La intervención del “curandero” no toca solo el campo físico perceptible si no que se adentra en la construcción psicológica de la realidad, ahí donde intervienen componentes más relacionados con el observador que con el objeto observado. En este sentido la física moderna ha dejado bien sentado que la realidad es un producto de ambas cosas.
En la región selvática de Panamá habitan los “Cuna”, una tribu que conserva aún su vieja medicina ritual.
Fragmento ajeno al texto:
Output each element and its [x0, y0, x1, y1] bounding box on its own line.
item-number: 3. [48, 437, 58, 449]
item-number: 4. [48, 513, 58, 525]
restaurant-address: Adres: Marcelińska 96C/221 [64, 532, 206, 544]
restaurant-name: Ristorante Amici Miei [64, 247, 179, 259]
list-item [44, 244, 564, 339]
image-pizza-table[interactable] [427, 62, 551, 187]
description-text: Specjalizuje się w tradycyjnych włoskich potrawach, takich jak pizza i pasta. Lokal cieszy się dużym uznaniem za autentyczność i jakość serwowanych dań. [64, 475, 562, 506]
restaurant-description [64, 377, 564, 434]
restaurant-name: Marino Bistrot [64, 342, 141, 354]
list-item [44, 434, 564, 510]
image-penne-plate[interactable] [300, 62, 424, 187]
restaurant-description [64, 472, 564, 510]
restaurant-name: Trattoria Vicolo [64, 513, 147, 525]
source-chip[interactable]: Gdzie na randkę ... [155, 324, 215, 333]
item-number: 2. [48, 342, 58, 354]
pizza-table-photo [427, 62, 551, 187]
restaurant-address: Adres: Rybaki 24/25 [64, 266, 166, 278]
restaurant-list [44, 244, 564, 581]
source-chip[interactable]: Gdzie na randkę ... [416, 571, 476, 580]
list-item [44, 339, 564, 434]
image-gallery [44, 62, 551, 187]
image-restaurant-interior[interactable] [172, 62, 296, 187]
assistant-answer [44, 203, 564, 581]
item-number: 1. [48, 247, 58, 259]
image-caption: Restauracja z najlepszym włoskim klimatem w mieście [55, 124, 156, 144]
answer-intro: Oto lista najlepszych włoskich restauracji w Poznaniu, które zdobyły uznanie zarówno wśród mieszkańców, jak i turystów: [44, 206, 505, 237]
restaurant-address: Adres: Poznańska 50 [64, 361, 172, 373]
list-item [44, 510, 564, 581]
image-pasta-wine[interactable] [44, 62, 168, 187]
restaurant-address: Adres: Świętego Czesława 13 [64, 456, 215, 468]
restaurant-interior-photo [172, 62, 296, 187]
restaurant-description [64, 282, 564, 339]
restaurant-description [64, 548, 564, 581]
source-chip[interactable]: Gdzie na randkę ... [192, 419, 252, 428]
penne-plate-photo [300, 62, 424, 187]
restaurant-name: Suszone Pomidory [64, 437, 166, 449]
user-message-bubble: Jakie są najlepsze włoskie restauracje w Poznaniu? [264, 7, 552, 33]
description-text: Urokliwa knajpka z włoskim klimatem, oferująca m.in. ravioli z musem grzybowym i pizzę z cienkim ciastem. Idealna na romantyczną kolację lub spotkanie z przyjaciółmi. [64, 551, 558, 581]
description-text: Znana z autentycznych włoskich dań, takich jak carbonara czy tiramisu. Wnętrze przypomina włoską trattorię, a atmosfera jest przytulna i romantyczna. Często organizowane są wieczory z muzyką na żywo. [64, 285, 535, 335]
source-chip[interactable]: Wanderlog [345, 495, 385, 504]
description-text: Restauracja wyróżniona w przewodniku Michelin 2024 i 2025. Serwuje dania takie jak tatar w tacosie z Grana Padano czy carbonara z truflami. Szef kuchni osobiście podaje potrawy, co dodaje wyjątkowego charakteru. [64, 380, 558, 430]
La asistencia en el parto desde el mito a la vida es una conducción de espíritus a través del cuerpo femenino, siendo que ellos entienden que cada órgano y función son presencia y acción de diferentes espíritus.
La concepción del espíritu es de tipo energética y abarca un amplio espectro de funciones fisiológicas. La gestación y el proceso del parto resultan entonces de la actividad de un espíritu al que denominan Muu. Este ente gobierna la matriz, los órganos reproductores y comanda un cóctel hormonal que se despliega durante todo el proceso.
Cuando Muu no está haciendo lo correcto para propiciar el parto aparecen las complicaciones y el “médico brujo” se opone a Muu auxiliado por ciertas entidades o espíritus ayudantes llamadas nelegan.
En este accionar abstracto, los espíritus ayudantes, son aprovisionados de ciertas armas, a las que suele referirse como objetos de poder: piedras y piezas de varios colores, huesos de diferentes animales como el tigre y sombreros puntiagudos que al parecer iluminan el oscuro camino vaginal de los nelegan hacia el interior de la mujer madre.
La magia de los sombreros inutiliza alas bestias. Por fin los nelegan vienen desde dentro, de regreso, dilatando el canal y trae victoriosamente al nuevo integrante del clan.